Prof. Osvaldo Yantorno received his PhD in Biochemistry from the Faculty of Sciences at the National University of La Plata, Argentina, in 1978.

Since 1989, he is Professor of Biotechnology at the National University of La Plata. Prof. Osvaldo Yantorno is also, since 2000, Head of the Biospectroscopy Laboratory at CINDEFI, Faculty of Sciences in this university.

Osvaldo Yantorno is also a board member of CINDEFI and the Binational Director of the Argentinean-Brasilean Center of Biotechnology (CABBIO) belonging to the National Ministry of Science and Technology (MINCyT) in Argentina, and founding member and vice-president of the Argentina Society for General Microbiology.

His research interests include characterization of biomaterials by Fourier Transform infrared (FT-IR) spectroscopy and the application of multivariate pattern-recognition and artificial neural net analysis. 

Project: Fourier-Transform Infrared spectroscopy in metabolomics and its application to embryo assessment in IVF

Our Project is a Joint Investigation between Pregna Medicina Reproductiva, Buenos Aires led by Dr Marcos Horton and the research team from CINDEFI, Universidad Nacional de La Plata.
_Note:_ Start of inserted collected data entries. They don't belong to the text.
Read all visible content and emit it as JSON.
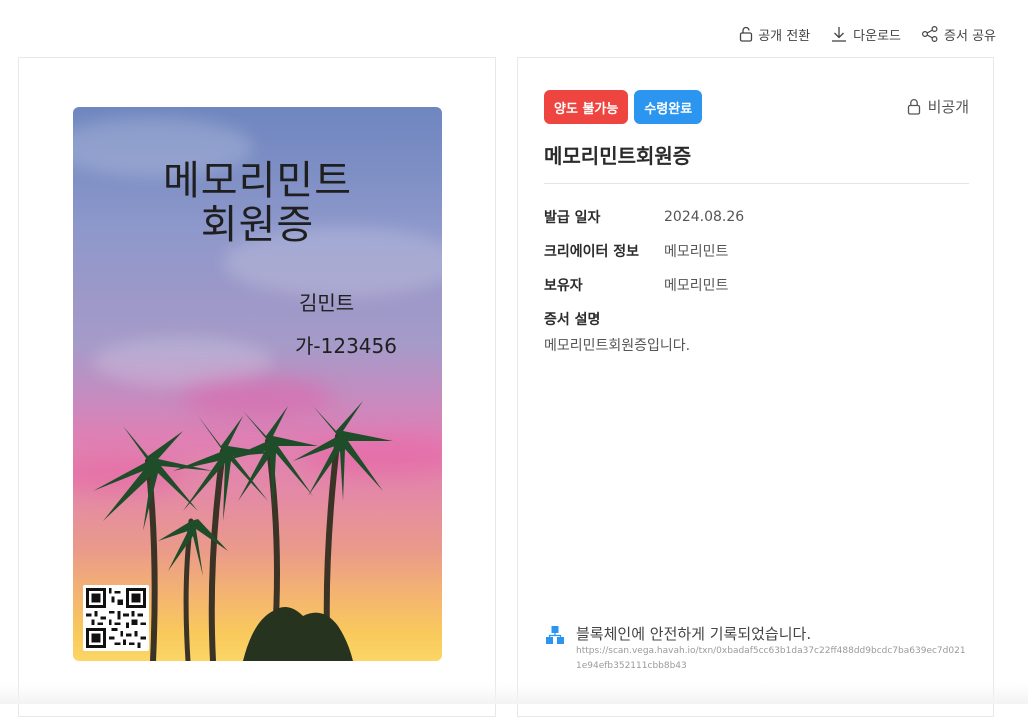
{
  "toolbar": {
    "public_toggle": "공개 전환",
    "download": "다운로드",
    "share": "증서 공유"
  },
  "card": {
    "title_line1": "메모리민트",
    "title_line2": "회원증",
    "holder_name": "김민트",
    "member_code": "가-123456"
  },
  "detail": {
    "badges": {
      "transfer": "양도 불가능",
      "status": "수령완료"
    },
    "visibility": "비공개",
    "title": "메모리민트회원증",
    "fields": [
      {
        "label": "발급 일자",
        "value": "2024.08.26"
      },
      {
        "label": "크리에이터 정보",
        "value": "메모리민트"
      },
      {
        "label": "보유자",
        "value": "메모리민트"
      }
    ],
    "description_label": "증서 설명",
    "description": "메모리민트회원증입니다."
  },
  "blockchain": {
    "message": "블록체인에 안전하게 기록되었습니다.",
    "url": "https://scan.vega.havah.io/txn/0xbadaf5cc63b1da37c22ff488dd9bcdc7ba639ec7d0211e94efb352111cbb8b43"
  },
  "colors": {
    "badge_red": "#ee4540",
    "badge_blue": "#2b95ef",
    "chain_icon": "#2b95ef"
  }
}
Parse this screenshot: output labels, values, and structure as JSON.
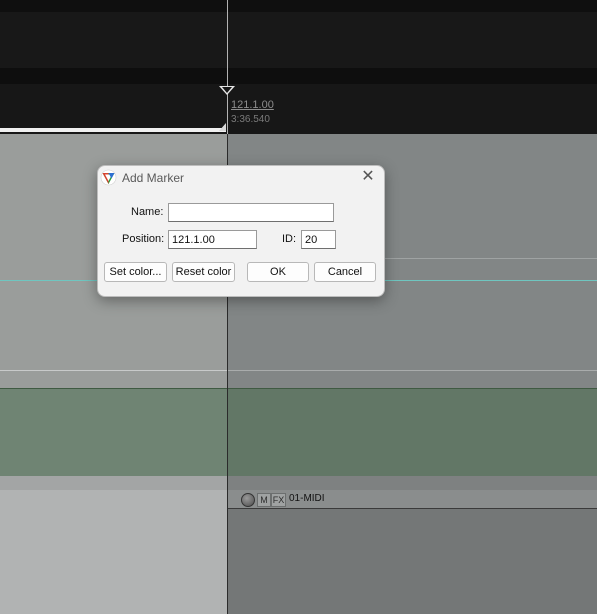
{
  "timeline": {
    "marker_position": "121.1.00",
    "marker_time": "3:36.540"
  },
  "track": {
    "mute_label": "M",
    "fx_label": "FX",
    "name": "01-MIDI"
  },
  "dialog": {
    "title": "Add Marker",
    "close_glyph": "✕",
    "name_label": "Name:",
    "name_value": "",
    "position_label": "Position:",
    "position_value": "121.1.00",
    "id_label": "ID:",
    "id_value": "20",
    "set_color_label": "Set color...",
    "reset_color_label": "Reset color",
    "ok_label": "OK",
    "cancel_label": "Cancel"
  },
  "colors": {
    "playhead": "#cfcfcf",
    "guide_cyan": "#6fc6c0",
    "dialog_bg": "#f2f2f2"
  },
  "icons": {
    "dialog_icon": "reaper-logo-icon",
    "close_icon": "close-icon",
    "marker_icon": "marker-triangle-icon",
    "record_arm_icon": "record-arm-icon"
  }
}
CINDEFI will be in charge of the metabolomic profiling section of the project. 

One of the challenges in Modern Reproductive Medicine is to improve pregnancy rates and decrease multiples in view of the risk these pregnancies pose to the mother and the foetuses, and the high cost to the Health System of neonatal intensive care for premature multiples. Embryo selection is crucial to choose the most appropriate embryo to transfer. Nevertheless, current criteria for embryo selection rely on crude morphology which is prone to errors. New methods for embryo selection are being considered, but some of them are invasive (e.g. PGD) and have not been successful to date.

Non-invasive embryo assessment is currently being evaluated with new approaches like metabolomic profiling and proteomics. Some preliminary results have been promising in the identification of embryos with high implantation potential, but due to different reasons, they have not been validated to date. Metabolomic profiling is the quantitative or qualitative assessment of the metabolome (molecules, metabolic byproducts, metabolites, hormones, ATP, signal molecules of a biologic system), and its evaluation in the embryo culture supernatants could help to determine the best embryo to transfer, thus improving pregnancy rates and reducing multiple pregnancies in IVF. We propose to assess embryo metabolomics by Fourier-transform infrared spectroscopy and, in combination with multivariate statistical analysis develop a robust, fast, and non-invasive model that can predict pregnancy outcome before embryo transfer.